2.復元(リストア)メニューを選択する:
AOMEI Backupperが立ち上がったら、左側のメニューから 「復元」 をクリックし、「イメージファイルを選択」から、以前保存しておいたシステムバックアップのファイル(.adi形式)を指定します。
3.システムを復元する項目を選択する:
「このシステムイメージを復元する」にチェックを入れ、下部にある「システムを他の場所に復元する」にもチェックを入れて「次へ」をクリックします。

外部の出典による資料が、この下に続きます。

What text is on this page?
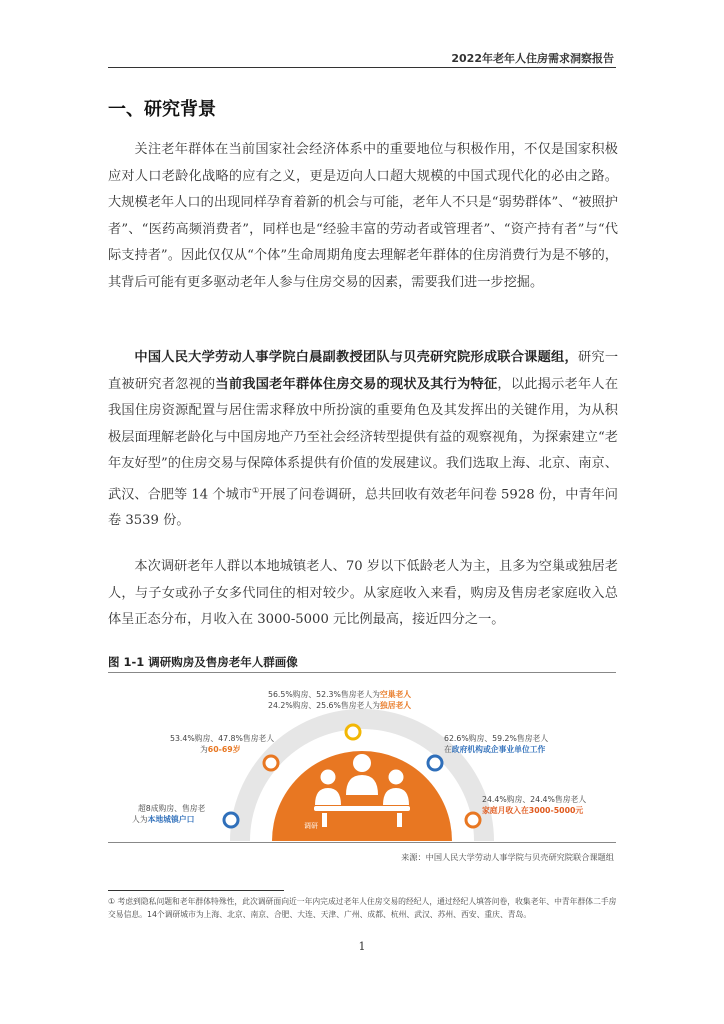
2022年老年人住房需求洞察报告
一、研究背景

关注老年群体在当前国家社会经济体系中的重要地位与积极作用，不仅是国家积极应对人口老龄化战略的应有之义，更是迈向人口超大规模的中国式现代化的必由之路。大规模老年人口的出现同样孕育着新的机会与可能，老年人不只是“弱势群体”、“被照护者”、“医药高频消费者”，同样也是“经验丰富的劳动者或管理者”、“资产持有者”与“代际支持者”。因此仅仅从“个体”生命周期角度去理解老年群体的住房消费行为是不够的，其背后可能有更多驱动老年人参与住房交易的因素，需要我们进一步挖掘。

中国人民大学劳动人事学院白晨副教授团队与贝壳研究院形成联合课题组，研究一直被研究者忽视的当前我国老年群体住房交易的现状及其行为特征，以此揭示老年人在我国住房资源配置与居住需求释放中所扮演的重要角色及其发挥出的关键作用，为从积极层面理解老龄化与中国房地产乃至社会经济转型提供有益的观察视角，为探索建立“老年友好型”的住房交易与保障体系提供有价值的发展建议。我们选取上海、北京、南京、武汉、合肥等 14 个城市①开展了问卷调研，总共回收有效老年问卷 5928 份，中青年问卷 3539 份。

本次调研老年人群以本地城镇老人、70 岁以下低龄老人为主，且多为空巢或独居老人，与子女或孙子女多代同住的相对较少。从家庭收入来看，购房及售房老家庭收入总体呈正态分布，月收入在 3000-5000 元比例最高，接近四分之一。

图 1-1 调研购房及售房老年人群画像
调研
56.5%购房、52.3%售房老人为空巢老人
24.2%购房、25.6%售房老人为独居老人
53.4%购房、47.8%售房老人
为60-69岁
超8成购房、售房老
人为本地城镇户口
62.6%购房、59.2%售房老人
在政府机构或企事业单位工作
24.4%购房、24.4%售房老人
家庭月收入在3000-5000元
来源：中国人民大学劳动人事学院与贝壳研究院联合课题组
① 考虑到隐私问题和老年群体特殊性，此次调研面向近一年内完成过老年人住房交易的经纪人，通过经纪人填答问卷，收集老年、中青年群体二手房交易信息。14个调研城市为上海、北京、南京、合肥、大连、天津、广州、成都、杭州、武汉、苏州、西安、重庆、青岛。
1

4.復元先として新しいNVMe SSDを選ぶ:ディスクの選択ミスに注意。
新しくDeskMiniに取り付けたNVMe M.2 SSDを復元先のディスクとして選択します。ここで間違って別のデータドライブ等を選ばないように、容量などをしっかり確認してください。また、中古などで購入したSSDの場合、すでにパーティションが切ってある場合があるため、事前にほかのPCなどでパーティションを削除しておくと選択する際にミスを防止できます。
5.SSDの最適化にチェックを入れて復元開始:
操作概要の画面が出たら、左下にある 「SSD 4Kアライメント(SSDの最適化)」 にチェックを入れようですが、私が試したところチェックを入れると何度実施しても復元に失敗するため、諦めて「開始」をクリックし、復元が進みました。
6.再起動してWindowsの起動を確認する:
プログレスバーが100%になり復元が完了したら、PCをシャットダウンします。ブータブルUSBとバックアップデータが入った外付けHDDなどを取り外し、再度電源を入れます。無事にWindowsが立ち上がれば復旧完了です!
まとめ:正しいパーツ選びと日頃のバックアップが明暗を分ける
今回、突然NVMe SSDがお亡くなりになるというトラブルに見舞われましたが、「DeskMini A300の仕様(Gen3 x4・Type2280)に合ったSSDを選べたこと」「AOMEI Backupperでシステムバックアップを取っていたこと」 のおかげで、スムーズに元の環境を取り戻すことができました。
SSDは前兆なく突然壊れることがあります。
「まだバックアップを取っていない…」という方は、PCが正常に動いている今のうちに、システムバックアップを外部ストレージに保存しておくことを強くおすすめします!